100000 Tests under 20 Minutes with Meissa Distributed Runner
January 25, 2019
It is relatively easy nowadays to write automated tests. However, the more you have more difficult it gets to find out how to execute them. What I mean here is that test automation is usually used to find regression bugs not to test your new features. Which means that you want all of your tests to be executed as often as possible. But when you have over 1000 heavy tests, it gets quite tricky. By heavy tests, I mean API, UI, DB, integration tests or in simpler words- every test that needs more than 1 second to execute. Here I will present to you an open-source tool that solves the problem. I will not go in many details how to use it or how it works internally since you can find this information on the official website. Instead, I will tell you about a “little” experiment we did to evaluate the capabilities of the app.
What is a Parallel Test Execution?
1. Parallel- Single Machine – Multiple ProcessesSome unit test frameworks have native parallel execution support like NUnit. You have, for example, 100 tests. If you run them on a single machine with 5 CPU Cores, on each core, 20 tests will be executed simultaneously. However, not all test frameworks support this option, and there are some major problems related to it, depending on the type of tests you want to run.
2. Distributed Testing- Multiple Machines – Single ProcessYour second option is to run your tests at the same time on multiple machines and merge the results at the end. Usually, you need an additional complex tooling, for example Microsoft Test Controller/Agents setup.
3. Parallel Distributed Testing- Multiple Machines – Multiple Processes.You can mix both approaches. In this case, you will use the complex tooling and, at the same time, run the tests in parallel on each machine.
Advantages Distributed Parallel Test Execution
The most obvious reason is speed. Instead of executing the tests in 16 hours, they complete in under 4 hours.

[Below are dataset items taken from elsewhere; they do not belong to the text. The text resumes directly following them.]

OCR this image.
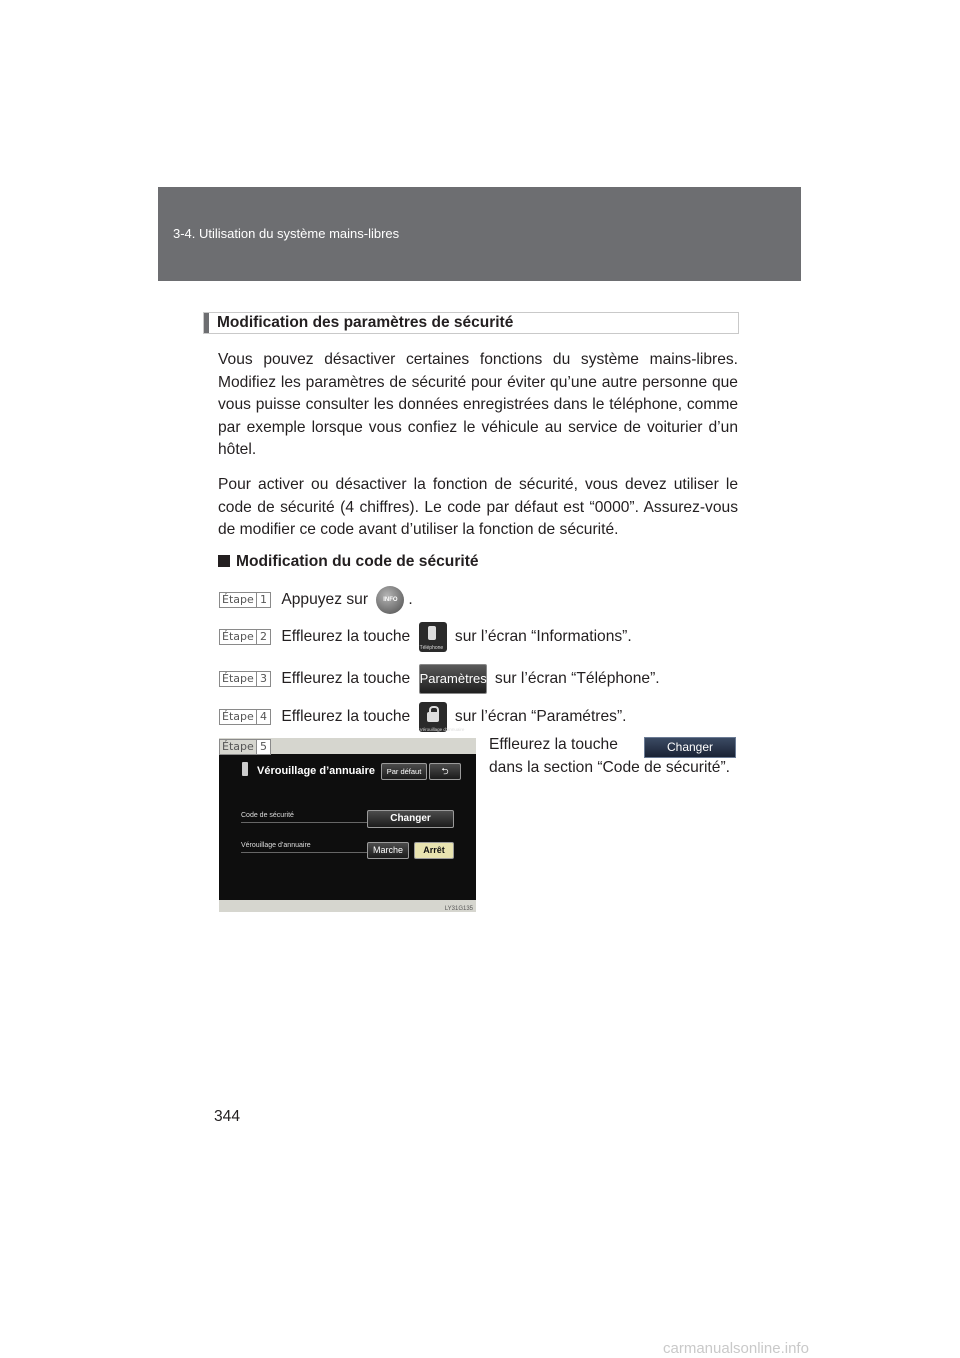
3-4. Utilisation du système mains-libres
Modification des paramètres de sécurité
Vous pouvez désactiver certaines fonctions du système mains-libres. Modifiez les paramètres de sécurité pour éviter qu’une autre personne que vous puisse consulter les données enregistrées dans le téléphone, comme par exemple lorsque vous confiez le véhicule au service de voiturier d’un hôtel.
Pour activer ou désactiver la fonction de sécurité, vous devez utiliser le code de sécurité (4 chiffres). Le code par défaut est “0000”. Assurez-vous de modifier ce code avant d’utiliser la fonction de sécurité.
Modification du code de sécurité
Étape 1 Appuyez sur	INFO .
Étape 2 Effleurez la touche
Téléphone
sur l’écran “Informations”.
Étape 3 Effleurez la touche Paramètres sur l’écran “Téléphone”.
Étape 4 Effleurez la touche
Vérouillage d’annuaire
sur l’écran “Paramétres”.
Vérouillage d’annuaire	Par défaut	⮌
Code de sécurité	Changer
Vérouillage d’annuaire	Marche	Arrêt
LY31G135
Étape 5	Effleurez la touche
dans la section “Code de sécurité”.
Changer
344
carmanualsonline.info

When all required tests can be run a couple of times in a business day, you will be able to release your application every day (if we talk about web projects). Even if it is not web, you can improve the quality of your app and shorten the testing cycle by executing all your tests as part of the CI process. This means you will have higher coverage in shorter throughput time. As you know, each time your tests execute, their ROI (return of investment) increases. Last, the more often you run all your tests, the probability of locating unstable/not-well-written tests rises.

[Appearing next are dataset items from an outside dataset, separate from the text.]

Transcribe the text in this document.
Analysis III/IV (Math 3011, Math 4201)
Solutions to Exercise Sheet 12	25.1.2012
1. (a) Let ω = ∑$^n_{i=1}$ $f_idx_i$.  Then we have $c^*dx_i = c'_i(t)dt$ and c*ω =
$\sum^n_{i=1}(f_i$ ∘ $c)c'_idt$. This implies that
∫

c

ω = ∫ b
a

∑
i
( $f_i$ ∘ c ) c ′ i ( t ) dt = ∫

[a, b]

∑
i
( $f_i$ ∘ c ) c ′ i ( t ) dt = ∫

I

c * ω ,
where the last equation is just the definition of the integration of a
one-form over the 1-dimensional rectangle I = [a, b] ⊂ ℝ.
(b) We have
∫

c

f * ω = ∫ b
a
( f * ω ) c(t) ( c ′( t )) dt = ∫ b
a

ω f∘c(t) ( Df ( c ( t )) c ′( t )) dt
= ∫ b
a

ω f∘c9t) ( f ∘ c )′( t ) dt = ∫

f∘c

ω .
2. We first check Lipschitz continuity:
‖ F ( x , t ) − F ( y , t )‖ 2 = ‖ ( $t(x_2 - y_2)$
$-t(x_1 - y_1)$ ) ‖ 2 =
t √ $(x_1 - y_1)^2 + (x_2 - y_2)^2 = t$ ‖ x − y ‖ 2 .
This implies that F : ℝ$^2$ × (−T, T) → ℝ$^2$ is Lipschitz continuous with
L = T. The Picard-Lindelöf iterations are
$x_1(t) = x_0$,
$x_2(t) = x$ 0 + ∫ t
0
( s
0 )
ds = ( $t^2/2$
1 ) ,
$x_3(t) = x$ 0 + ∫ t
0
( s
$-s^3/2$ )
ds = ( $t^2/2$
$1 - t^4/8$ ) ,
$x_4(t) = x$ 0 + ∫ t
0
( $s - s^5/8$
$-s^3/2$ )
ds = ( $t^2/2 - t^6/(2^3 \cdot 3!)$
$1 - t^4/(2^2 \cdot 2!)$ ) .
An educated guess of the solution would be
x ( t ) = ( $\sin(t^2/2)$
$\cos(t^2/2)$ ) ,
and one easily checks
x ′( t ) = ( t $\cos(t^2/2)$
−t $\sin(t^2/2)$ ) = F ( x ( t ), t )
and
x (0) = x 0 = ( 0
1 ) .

Why Do You Need to Distribute Your Tests?
In our observation, the optimal number of test run processes is 1.5-2.0 x total number of cores on your machine, which means you are limited to the hardware you use. In the teams where I worked, most of the VMs had up to 2 CPUs. One “big” machine or many smaller? To answer to this question, I need to explain the difference between horizontal and vertical scale. Horizontal scaling means you scale by adding more machines to your pool of resources, whereas vertical scaling means you scale by adding more power (CPU, RAM) to an existing one. However, typically, many smaller machines are cheaper than one big one. The VM clouds nowadays are the mainstream. Because of that, the price differences are insignificant.
Meissa is an open source distributed tests runner. It is built using the latest technologies such as .NET Core, ASPNET.Core and more. So it is completely cross-platform. It is designed to be programming language agnostic which means that it can run tests written in different languages.
The Biggest Experiment
I wanted to test the tool to the maximum. So, I created a test project with 100000 tests. I created a simple application for their generation.

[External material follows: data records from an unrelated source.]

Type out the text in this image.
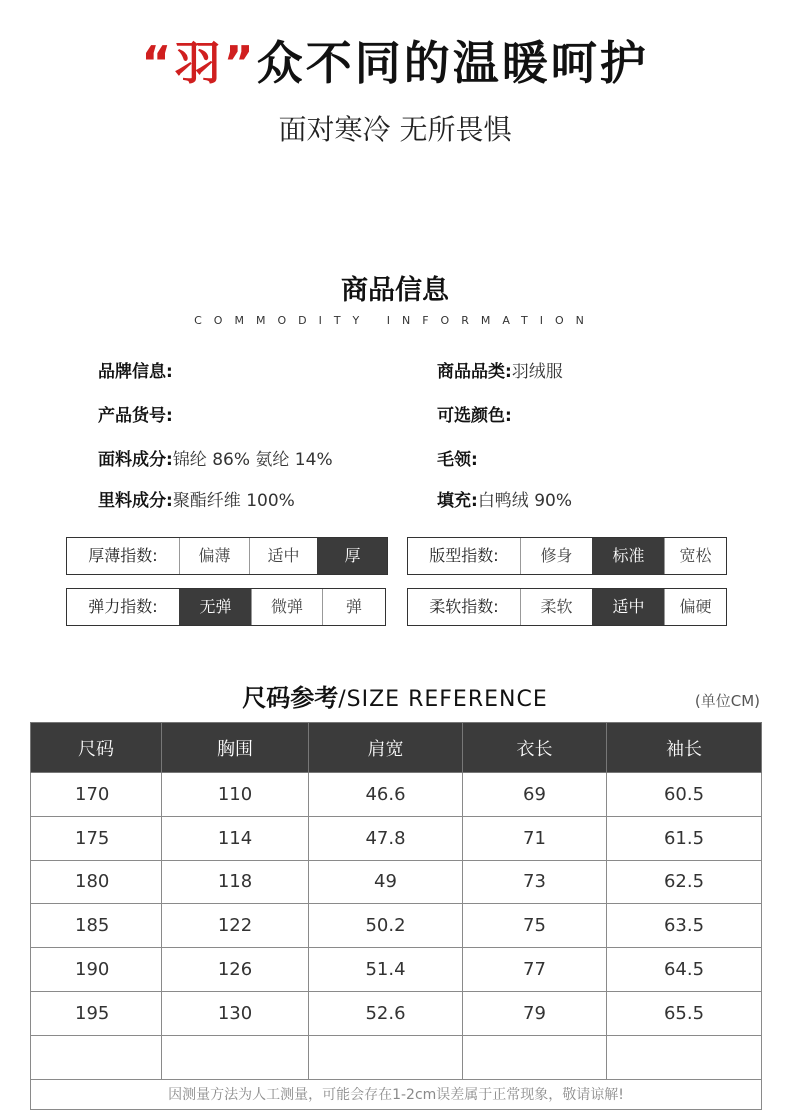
“羽”众不同的温暖呵护
面对寒冷 无所畏惧
商品信息
COMMODITY INFORMATION
品牌信息:	商品品类:羽绒服
产品货号:	可选颜色:
面料成分:锦纶 86% 氨纶 14%	毛领:
里料成分:聚酯纤维 100%	填充:白鸭绒 90%
厚薄指数:	偏薄	适中	厚	版型指数:	修身	标准	宽松
弹力指数:	无弹	微弹	弹	柔软指数:	柔软	适中	偏硬
尺码参考/SIZE REFERENCE	(单位CM)
尺码	胸围	肩宽	衣长	袖长
170	110	46.6	69	60.5
175	114	47.8	71	61.5
180	118	49	73	62.5
185	122	50.2	75	63.5
190	126	51.4	77	64.5
195	130	52.6	79	65.5

因测量方法为人工测量，可能会存在1-2cm误差属于正常现象，敬请谅解!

Each of them executes for one second, which means that, if you run them sequentially on a single machine, they will run for 1666 minutes = ~27.8 hours. To use Meissa’s maximal capabilities, I decided to create 10 virtual machines in Azure; each of them had 8 CPU cores and 14 GB of RAM. Then I started Meissa in Agent mode on each of them.
Of course, I created a separate VSTS build for the ultimate test.The plan was to execute the tests on the 10 machines and on each of them to start 8 separate test processes, which means the tests had to be executed 80 times faster. Below, you can see the results.
The tests were executed for less than 20 minutes. I reconfigured the build to use 14 processes. I am happy with the results that show the tool can cope with the most extreme situations.